Their academic accomplishments are nothing new. The twins were co-valedictorians at Armstrong High School in Richmond, Virginia. At A&T, both were honor students and received the Dowdy Scholarship, the university’s preeminent four-year scholarship. And they arrived on campus with the same goal.
“When we came in as freshmen, we definitely had a goal to graduate with a 4.0,” Alissa says. “We had an honors mentor who actually had a 4.0. That set the groundwork for us. We said, ‘If she can do it, then we can definitely do it, too.’”
That commitment didn’t require them to concentrate solely on academics at the expense of other activities. Both were peer mentors, members of the Council of Presidents and parliamentarians for organizations they were involved in.
“We prioritized our time so we could do both,” Ariel says.
Alissa says extracurricular and organizational activities can be a factor in achieving academic goals: “Don’t try to focus too much on one thing over the other, because that’s how you get lost. If you focus too much on academics, then you get tired of academics.”
They trace their academic ambitions back to their mother’s expectations. “Our mother really did demand excellence from us,” Ariel says. “She expected us to do the best we could.”
After graduation, Alissa will go to work for GE Capital; Ariel will join General Mills.
A&T will award 1,292 degrees, including 985 baccalaureate degrees, 292 master’s degrees and 15 doctoral degrees. Those numbers represent a 10 percent increase in bachelor’s degrees and a 9 percent increase in graduate degrees.
The ceremony will be held at 8:30 a.m. at the Greensboro Coliseum. The speaker will be U.S. Rep. John Lewis of Georgia, one of the civil rights movement’s most prominent leaders for the past 50 years. Lewis will receive both an honorary degree and the university’s Human Rights Medal, awarded annually to an individual who has strived to correct social injustice and has contributed significantly to the betterment of the world.
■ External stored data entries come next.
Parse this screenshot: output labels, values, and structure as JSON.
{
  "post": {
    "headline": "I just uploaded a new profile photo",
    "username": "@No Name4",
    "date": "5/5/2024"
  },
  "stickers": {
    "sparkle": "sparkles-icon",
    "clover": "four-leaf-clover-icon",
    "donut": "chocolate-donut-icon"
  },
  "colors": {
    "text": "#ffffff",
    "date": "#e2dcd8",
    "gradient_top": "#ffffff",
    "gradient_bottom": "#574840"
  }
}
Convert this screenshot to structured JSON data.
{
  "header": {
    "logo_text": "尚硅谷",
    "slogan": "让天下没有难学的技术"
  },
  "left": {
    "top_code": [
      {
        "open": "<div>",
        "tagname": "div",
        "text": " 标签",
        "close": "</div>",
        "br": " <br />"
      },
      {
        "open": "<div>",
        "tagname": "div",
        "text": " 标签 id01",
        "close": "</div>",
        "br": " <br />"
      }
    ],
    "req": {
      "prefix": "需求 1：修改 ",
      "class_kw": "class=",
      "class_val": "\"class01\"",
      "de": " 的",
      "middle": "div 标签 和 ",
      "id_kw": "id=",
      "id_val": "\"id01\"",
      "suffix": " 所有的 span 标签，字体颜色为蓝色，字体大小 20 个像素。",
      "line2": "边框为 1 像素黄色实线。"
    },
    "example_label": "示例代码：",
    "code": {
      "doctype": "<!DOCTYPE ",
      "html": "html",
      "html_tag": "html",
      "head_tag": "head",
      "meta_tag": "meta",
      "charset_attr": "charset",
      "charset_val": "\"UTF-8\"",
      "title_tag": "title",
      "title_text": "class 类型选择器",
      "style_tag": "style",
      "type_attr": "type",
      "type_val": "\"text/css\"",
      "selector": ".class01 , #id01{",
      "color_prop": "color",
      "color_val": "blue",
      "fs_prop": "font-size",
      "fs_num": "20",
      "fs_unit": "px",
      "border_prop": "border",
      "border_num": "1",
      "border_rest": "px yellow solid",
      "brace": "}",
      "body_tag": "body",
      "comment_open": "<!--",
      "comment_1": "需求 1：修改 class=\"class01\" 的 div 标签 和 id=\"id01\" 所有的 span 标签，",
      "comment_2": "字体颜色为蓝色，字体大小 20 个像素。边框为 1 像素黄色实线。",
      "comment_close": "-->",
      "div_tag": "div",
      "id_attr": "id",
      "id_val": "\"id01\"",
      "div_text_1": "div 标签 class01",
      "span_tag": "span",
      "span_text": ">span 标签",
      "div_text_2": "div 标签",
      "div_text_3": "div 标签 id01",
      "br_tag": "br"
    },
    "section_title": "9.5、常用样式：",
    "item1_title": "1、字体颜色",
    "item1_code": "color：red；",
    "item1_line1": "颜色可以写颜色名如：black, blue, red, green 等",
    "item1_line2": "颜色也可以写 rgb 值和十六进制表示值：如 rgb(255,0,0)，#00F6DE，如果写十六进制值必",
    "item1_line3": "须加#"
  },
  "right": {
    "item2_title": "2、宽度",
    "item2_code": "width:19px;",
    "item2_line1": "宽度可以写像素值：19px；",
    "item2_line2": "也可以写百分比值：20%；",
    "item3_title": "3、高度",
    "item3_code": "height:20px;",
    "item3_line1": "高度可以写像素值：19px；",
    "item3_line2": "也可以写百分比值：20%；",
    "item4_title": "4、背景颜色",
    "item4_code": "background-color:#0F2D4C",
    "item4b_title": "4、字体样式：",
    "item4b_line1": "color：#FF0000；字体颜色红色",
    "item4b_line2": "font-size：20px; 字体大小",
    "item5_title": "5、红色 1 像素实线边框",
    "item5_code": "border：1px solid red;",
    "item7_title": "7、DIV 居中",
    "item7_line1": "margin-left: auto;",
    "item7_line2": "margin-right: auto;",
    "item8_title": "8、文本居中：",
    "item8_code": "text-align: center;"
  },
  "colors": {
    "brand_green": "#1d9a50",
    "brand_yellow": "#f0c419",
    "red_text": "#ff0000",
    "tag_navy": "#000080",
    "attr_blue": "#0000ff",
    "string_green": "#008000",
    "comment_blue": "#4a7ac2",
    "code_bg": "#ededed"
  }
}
Lewis was an organizer and speaker at the 1963 March on Washington and an organizer of the 1965 “Bloody Sunday” march from Selma to Montgomery for voting rights. Since 1986, he has served in the U.S. House of Representatives, where he has become known as “the conscience of the U.S. Congress.”
Graduation online
The ceremony will be streamed live online. The internet address will be available Saturday morning on the A&T homepage, www.ncat.edu.